January is a good time to start helping your clients plan for their annual giving. With the year-end flurry of donations still fresh in many clients’ minds, you may discover that clients will welcome your suggestion to make 2023 the year to get organized early, particularly as economic headwinds make planning especially important.

A conversation that benefits everyone

Among the many benefits of discussing charitable giving with your clients is that your clients will see you as an expert about local community needs and nonprofits, especially when you have a close working relationship with the community foundation team. Your philanthropic clients want to learn how they can make a difference through their charitable activities, and they are expecting their advisors to be ready to help them structure and plan their giving. Indeed, for years, research has shown that a proactive advisor who offers options for incorporating philanthropy into financial and estate plans inspires client loyalty, even across client generations.

The community foundation advantage

Advisors frequently comment that they’re surprised to discover the many ways the community foundation can help their clients, especially compared with national donor-advised fund programs affiliated with brokerage houses or financial services firms.

Sometimes the greatest needs really are right here at home, and working with the community foundation is often the very best option for ensuring that your clients are informed and impactful philanthropists.
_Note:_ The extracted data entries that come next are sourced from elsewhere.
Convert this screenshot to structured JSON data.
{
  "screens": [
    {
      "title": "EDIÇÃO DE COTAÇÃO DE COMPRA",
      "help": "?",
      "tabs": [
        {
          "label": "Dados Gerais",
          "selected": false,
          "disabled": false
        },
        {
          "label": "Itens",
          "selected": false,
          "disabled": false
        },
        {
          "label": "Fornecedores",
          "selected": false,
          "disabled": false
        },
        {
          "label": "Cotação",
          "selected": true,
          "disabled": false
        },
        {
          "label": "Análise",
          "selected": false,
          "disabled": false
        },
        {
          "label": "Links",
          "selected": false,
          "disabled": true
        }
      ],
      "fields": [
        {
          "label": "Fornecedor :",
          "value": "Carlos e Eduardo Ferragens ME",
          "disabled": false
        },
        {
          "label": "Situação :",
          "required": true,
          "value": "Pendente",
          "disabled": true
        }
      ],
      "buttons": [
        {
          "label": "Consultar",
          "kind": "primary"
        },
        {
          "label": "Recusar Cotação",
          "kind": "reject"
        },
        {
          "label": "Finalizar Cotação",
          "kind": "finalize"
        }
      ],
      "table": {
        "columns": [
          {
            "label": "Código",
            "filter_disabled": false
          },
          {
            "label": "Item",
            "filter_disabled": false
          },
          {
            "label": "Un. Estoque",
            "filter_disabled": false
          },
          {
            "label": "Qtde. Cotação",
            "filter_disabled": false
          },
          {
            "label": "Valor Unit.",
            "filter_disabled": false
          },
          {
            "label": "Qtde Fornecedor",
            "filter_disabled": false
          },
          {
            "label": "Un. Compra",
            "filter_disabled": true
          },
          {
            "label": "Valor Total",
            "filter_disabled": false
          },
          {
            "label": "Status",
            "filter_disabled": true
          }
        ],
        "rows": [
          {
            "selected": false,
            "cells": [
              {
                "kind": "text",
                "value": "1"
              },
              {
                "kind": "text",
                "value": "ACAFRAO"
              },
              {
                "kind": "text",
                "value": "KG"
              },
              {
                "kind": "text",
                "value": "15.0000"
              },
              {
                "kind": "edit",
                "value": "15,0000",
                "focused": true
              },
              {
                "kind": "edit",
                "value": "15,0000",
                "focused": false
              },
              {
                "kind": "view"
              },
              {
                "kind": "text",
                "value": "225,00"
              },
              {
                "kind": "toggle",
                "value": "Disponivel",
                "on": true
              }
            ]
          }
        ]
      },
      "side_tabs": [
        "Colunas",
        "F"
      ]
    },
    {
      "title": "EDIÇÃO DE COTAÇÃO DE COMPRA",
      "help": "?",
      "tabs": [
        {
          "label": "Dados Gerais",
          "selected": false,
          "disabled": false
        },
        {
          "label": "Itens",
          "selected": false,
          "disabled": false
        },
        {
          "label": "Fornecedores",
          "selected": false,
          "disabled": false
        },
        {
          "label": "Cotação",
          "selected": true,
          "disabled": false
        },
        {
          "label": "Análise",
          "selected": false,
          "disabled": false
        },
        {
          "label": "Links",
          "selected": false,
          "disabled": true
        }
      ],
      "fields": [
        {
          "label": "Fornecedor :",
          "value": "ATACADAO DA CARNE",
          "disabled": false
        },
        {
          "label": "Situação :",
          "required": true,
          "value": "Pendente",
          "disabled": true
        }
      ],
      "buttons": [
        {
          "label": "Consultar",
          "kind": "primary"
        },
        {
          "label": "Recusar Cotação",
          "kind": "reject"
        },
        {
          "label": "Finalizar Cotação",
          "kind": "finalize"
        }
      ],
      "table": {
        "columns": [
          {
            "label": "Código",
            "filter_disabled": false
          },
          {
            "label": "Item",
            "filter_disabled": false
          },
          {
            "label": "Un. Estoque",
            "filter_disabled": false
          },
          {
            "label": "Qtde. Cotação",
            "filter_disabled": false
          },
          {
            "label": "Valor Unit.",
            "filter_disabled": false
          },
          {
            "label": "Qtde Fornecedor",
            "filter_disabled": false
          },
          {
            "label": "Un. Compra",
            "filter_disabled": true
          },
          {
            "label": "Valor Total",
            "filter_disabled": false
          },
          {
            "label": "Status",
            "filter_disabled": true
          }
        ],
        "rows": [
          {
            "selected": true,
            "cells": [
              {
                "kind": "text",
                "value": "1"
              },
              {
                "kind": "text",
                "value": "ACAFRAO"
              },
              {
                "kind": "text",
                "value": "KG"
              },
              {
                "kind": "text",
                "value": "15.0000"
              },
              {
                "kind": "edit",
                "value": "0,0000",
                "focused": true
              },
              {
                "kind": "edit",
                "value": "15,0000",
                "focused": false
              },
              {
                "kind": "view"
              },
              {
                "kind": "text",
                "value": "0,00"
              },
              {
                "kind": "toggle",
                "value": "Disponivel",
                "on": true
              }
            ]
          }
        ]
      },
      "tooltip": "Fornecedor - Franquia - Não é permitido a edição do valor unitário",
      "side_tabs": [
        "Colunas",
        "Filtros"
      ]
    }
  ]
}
The team at the community foundation team works with local nonprofits every single day and thoroughly understands how organizations are meeting community needs.

In addition, the community foundation is unparalleled in its ability to be flexible and responsive, providing outstanding, personal service designed around your clients’ needs while always respecting your role as your client’s primary advisor.

Options for every client’s unique situation

Our team welcomes the opportunity to work with you and your clients to implement their charitable giving goals. Here are just a few of the ways we can work with you as you plan for 2023:

Wills and trusts

A client can establish a bequest to a fund at the community foundation through a will or trust or through a beneficiary designation on a qualified retirement plan or life insurance policy. The community foundation will provide proper bequest language.

Retirement plan beneficiary designations

Bequests of qualified retirement plans can be extremely tax efficient. Funds flowing directly to a client’s fund at the community foundation from a retirement plan after the client’s death will not be subject to income tax or estate tax.

Family philanthropy

Consider encouraging clients to involve their children and grandchildren in philanthropy, especially when the clients are working with the community foundation through a family donor-advised fund or other collaborative vehicle.

Income tax planning

Remind clients that they are eligible for an income tax deduction for lifetime charitable gifts, and the gifted assets are no longer subject to future estate taxes.

Complex giving

Consider more complex giving vehicles, including charitable remainder trusts, charitable gift annuities, and gifts of closely-held stock. The community foundation can work with you to establish these structures to help facilitate your clients’ charitable giving goals and meet the clients’ financial and tax goals at the same time.

We look forward to working with you in 2023!